Kampala — At least 1,798 Uganda People’s Defence Forces soldiers have been undergoing counselling and guidance after one year presence in Somalia fighting al-Shabaab insurgents.

A statement issued by the army at the weekend quoted the Chief of Staff Land Forces, Maj Gen Leopold Kyanda, saying the programme was intended to help the soldiers recover from the post-war trauma, which is partly blamed for the increased fatal shootings within and outside the barracks.

“The programme was very relevant in ensuring the forces recover from possible post-traumatic stress disorders after being involved in heavy combat and stressful environment for 12 months without the opportunity for annual leave as opposed to those serving within Uganda who are entitled to one to two months of annual leave,” the statement reads in part.

Col Justus Rukundo, the Land Forces Director of Political Education, said it is now a routine for all the soldiers to undergo the exercise when they return from Somalia.

Psychologists from Makerere University School of Psychology are hired to counsel the soldiers.

Lt Col Henry Obbo, the Land Forces spokesperson, said in the same statement that the soldiers get the two-week counselling before they start their one-month leave to join their families.
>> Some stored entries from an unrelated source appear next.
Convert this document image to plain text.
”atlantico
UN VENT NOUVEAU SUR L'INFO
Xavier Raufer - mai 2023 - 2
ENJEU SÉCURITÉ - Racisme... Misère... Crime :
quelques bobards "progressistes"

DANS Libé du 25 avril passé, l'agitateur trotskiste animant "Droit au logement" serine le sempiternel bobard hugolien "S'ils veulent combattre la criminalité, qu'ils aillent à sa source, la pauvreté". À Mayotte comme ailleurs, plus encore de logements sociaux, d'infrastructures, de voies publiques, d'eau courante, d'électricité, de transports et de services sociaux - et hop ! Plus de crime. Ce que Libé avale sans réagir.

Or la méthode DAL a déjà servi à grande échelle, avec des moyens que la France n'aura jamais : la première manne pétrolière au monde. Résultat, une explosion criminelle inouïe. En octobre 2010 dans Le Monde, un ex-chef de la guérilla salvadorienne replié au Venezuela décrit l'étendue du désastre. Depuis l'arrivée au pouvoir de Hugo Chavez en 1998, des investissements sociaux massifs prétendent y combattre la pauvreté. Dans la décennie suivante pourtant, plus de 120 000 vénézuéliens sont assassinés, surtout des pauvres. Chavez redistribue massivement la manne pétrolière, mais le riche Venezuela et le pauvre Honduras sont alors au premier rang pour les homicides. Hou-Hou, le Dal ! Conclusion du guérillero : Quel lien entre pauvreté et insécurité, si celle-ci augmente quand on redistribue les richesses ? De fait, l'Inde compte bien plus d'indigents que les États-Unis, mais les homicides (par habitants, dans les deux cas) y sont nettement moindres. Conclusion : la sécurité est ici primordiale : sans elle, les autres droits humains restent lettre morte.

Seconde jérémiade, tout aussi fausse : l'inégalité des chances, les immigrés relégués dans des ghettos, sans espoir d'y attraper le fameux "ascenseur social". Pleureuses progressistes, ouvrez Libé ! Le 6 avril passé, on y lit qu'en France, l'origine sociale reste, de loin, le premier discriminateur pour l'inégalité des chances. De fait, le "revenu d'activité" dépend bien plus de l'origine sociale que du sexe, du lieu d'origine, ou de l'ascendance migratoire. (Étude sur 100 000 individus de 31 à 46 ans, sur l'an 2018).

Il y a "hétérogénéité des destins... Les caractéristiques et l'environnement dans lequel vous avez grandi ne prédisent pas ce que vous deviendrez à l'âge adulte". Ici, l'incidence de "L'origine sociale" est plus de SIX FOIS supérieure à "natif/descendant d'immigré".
“They are also trained in political education, skills to improve their household incomes, land tenure system, attitude change and preparations for retirement,” he said.

Last week, a soldier serving in Somalia shot dead his supervisor following a disagreement with his boss and later turned the gun on self and ended his life.

In February, Pte Isaac Newton Okello was sentenced to 80 years for killing four of his family members.

Other countries with troops in Somalia are Kenya, Ethiopia, Burundi and Djibouti.